I just have the standard simrad ducer on the vantage for my GO7 mounted on the transom just inside the sponsons. My biggest problem is it never stays tight and causes the depth meter not to work while running any more than idle. But I just need to speak with simrad and maybe get a better mount. I also rarely care how deep it is so i does not bother me that much.

I am guessing you will also be moving up to the total scan which is much longer but I think it will fit nicely inside the sponsons. You should also post this on ECS owners page to see what feedback others have on the Vantage using a totalscan.


----------



## ifsteve (Jul 1, 2010)

csnaspuck said:


> I just have the standard simrad ducer on the vantage for my GO7 mounted on the transom just inside the sponsons. My biggest problem is it never stays tight and causes the depth meter not to work while running any more than idle. But I just need to speak with simrad and maybe get a better mount. I also rarely care how deep it is so i does not bother me that much.
> 
> I am guessing you will also be moving up to the total scan which is much longer but I think it will fit nicely inside the sponsons. You should also post this on ECS owners page to see what feedback others have on the Vantage using a totalscan.

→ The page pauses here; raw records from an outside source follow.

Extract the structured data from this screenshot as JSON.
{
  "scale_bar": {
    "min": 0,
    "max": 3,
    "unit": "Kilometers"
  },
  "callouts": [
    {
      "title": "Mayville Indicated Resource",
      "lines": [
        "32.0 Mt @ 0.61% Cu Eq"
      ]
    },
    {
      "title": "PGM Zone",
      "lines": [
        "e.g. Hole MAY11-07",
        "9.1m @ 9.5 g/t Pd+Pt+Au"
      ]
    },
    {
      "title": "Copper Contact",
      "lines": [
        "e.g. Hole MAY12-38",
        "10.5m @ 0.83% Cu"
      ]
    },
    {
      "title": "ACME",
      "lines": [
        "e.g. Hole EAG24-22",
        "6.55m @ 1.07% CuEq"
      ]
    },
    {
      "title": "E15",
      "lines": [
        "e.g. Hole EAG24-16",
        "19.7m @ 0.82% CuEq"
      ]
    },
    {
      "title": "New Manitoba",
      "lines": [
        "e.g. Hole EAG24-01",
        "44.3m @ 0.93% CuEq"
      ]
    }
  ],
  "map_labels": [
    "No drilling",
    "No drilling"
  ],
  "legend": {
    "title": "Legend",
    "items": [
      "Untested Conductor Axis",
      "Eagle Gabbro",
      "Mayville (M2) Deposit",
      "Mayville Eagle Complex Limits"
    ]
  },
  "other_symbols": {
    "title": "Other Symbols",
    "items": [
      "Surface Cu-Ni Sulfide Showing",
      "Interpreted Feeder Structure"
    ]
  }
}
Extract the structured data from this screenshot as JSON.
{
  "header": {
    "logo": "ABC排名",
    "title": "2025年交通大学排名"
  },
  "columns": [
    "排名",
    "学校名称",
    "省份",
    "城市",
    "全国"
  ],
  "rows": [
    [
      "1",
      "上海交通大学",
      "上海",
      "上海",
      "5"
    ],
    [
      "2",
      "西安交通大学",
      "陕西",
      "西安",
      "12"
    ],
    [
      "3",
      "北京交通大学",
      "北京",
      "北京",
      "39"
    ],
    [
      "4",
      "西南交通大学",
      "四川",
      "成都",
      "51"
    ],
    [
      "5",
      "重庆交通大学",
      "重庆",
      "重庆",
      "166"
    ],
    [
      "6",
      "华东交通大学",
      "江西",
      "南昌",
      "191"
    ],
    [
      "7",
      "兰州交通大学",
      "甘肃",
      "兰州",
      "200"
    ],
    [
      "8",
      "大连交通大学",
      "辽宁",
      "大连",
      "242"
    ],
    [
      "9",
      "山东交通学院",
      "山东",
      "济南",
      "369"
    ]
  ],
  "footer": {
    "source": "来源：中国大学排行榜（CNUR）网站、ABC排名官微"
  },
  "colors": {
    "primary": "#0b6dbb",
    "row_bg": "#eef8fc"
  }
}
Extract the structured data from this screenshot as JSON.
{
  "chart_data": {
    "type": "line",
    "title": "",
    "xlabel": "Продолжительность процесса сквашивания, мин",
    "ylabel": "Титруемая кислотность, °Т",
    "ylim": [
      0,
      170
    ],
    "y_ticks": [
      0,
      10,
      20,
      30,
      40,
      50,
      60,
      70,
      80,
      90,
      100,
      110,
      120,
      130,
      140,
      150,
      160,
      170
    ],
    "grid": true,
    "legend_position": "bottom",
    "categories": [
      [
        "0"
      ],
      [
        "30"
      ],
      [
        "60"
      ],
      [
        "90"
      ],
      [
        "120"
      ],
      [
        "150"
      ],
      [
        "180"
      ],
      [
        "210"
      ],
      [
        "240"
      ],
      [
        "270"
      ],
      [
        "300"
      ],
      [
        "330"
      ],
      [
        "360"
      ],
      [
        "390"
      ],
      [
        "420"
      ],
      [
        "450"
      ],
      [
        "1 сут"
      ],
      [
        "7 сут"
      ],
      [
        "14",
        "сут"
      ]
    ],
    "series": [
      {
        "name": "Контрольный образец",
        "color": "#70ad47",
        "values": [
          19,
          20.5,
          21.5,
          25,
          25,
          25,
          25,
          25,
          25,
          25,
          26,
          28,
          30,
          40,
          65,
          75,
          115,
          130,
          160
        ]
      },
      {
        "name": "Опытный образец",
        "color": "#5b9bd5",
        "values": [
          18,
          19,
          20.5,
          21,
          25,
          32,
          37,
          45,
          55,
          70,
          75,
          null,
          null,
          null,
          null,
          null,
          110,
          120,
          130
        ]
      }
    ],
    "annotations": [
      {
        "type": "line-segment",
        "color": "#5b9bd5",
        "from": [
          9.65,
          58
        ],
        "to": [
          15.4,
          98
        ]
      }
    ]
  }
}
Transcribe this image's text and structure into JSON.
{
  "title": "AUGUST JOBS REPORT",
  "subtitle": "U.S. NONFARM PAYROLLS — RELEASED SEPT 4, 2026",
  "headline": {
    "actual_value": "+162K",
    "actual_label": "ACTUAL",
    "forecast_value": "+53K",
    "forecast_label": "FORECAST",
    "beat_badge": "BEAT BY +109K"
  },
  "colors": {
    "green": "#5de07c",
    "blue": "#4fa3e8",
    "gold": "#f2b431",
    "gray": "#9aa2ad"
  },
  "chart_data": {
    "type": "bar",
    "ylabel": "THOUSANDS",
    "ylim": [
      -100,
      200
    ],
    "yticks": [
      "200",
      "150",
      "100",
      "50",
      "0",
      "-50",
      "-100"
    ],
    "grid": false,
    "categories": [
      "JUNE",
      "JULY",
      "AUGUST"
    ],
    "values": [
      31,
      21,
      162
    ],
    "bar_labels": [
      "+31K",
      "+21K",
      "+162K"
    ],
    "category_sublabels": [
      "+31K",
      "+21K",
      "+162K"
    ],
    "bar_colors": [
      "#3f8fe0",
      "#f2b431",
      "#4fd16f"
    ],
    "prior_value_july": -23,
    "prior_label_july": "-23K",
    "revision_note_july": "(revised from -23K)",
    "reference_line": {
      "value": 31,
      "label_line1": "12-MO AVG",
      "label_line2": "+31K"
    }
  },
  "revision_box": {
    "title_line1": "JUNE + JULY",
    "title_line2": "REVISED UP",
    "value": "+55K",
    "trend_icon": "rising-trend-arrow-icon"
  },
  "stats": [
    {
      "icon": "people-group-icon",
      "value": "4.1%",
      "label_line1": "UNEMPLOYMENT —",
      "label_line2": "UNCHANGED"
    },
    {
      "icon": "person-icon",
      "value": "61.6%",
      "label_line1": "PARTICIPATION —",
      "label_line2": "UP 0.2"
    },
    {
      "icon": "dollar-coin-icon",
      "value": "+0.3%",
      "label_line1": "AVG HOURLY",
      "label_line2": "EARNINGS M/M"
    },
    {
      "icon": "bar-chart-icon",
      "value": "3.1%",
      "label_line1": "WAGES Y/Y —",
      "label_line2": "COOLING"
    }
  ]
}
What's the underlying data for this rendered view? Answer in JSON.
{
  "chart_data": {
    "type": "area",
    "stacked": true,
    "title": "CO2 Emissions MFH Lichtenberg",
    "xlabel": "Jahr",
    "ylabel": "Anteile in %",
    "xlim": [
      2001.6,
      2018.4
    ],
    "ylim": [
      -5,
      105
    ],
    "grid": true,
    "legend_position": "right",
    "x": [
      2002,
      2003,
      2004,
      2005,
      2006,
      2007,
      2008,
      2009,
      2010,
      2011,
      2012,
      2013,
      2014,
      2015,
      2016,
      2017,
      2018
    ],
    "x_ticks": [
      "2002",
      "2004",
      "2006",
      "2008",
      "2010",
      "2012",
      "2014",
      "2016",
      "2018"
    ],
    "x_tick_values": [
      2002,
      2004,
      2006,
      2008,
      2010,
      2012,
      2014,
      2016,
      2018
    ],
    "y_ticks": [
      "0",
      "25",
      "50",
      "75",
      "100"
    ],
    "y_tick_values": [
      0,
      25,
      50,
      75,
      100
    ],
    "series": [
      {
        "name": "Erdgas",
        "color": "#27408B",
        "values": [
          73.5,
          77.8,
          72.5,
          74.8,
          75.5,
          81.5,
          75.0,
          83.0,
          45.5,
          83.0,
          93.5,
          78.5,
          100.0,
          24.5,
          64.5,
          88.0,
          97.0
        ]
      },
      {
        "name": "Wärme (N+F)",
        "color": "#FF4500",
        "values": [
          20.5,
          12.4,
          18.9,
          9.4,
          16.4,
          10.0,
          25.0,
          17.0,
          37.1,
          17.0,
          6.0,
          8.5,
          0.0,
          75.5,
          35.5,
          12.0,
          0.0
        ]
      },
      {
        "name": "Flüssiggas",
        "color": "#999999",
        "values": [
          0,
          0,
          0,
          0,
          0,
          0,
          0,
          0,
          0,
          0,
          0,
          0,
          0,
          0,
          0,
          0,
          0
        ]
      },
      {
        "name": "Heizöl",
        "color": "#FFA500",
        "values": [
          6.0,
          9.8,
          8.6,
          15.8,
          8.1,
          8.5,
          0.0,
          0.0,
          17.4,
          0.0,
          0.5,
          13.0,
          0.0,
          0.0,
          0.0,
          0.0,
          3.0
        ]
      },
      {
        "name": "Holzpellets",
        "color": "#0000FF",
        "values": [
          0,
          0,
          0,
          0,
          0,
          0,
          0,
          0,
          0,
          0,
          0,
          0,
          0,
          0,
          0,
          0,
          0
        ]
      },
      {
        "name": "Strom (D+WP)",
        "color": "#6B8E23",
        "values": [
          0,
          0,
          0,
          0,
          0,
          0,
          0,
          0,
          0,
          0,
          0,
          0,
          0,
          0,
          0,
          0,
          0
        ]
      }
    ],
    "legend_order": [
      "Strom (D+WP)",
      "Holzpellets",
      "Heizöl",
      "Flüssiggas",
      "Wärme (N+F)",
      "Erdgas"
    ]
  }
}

a. I have sold the Vantage.
b. I won't be going with a Vantage.
c. I have no need for total scan.
d. I just want decent depth and temp so probably just stick with an in hull transducer.


----------



## crboggs (Mar 30, 2015)

Anyone thinking about drilling to mount a transducer on their stern should consider one of these...

http://www.sternsaver.com/

You effectively epoxy a puck to your stern and then drill into it rather than your hull.


----------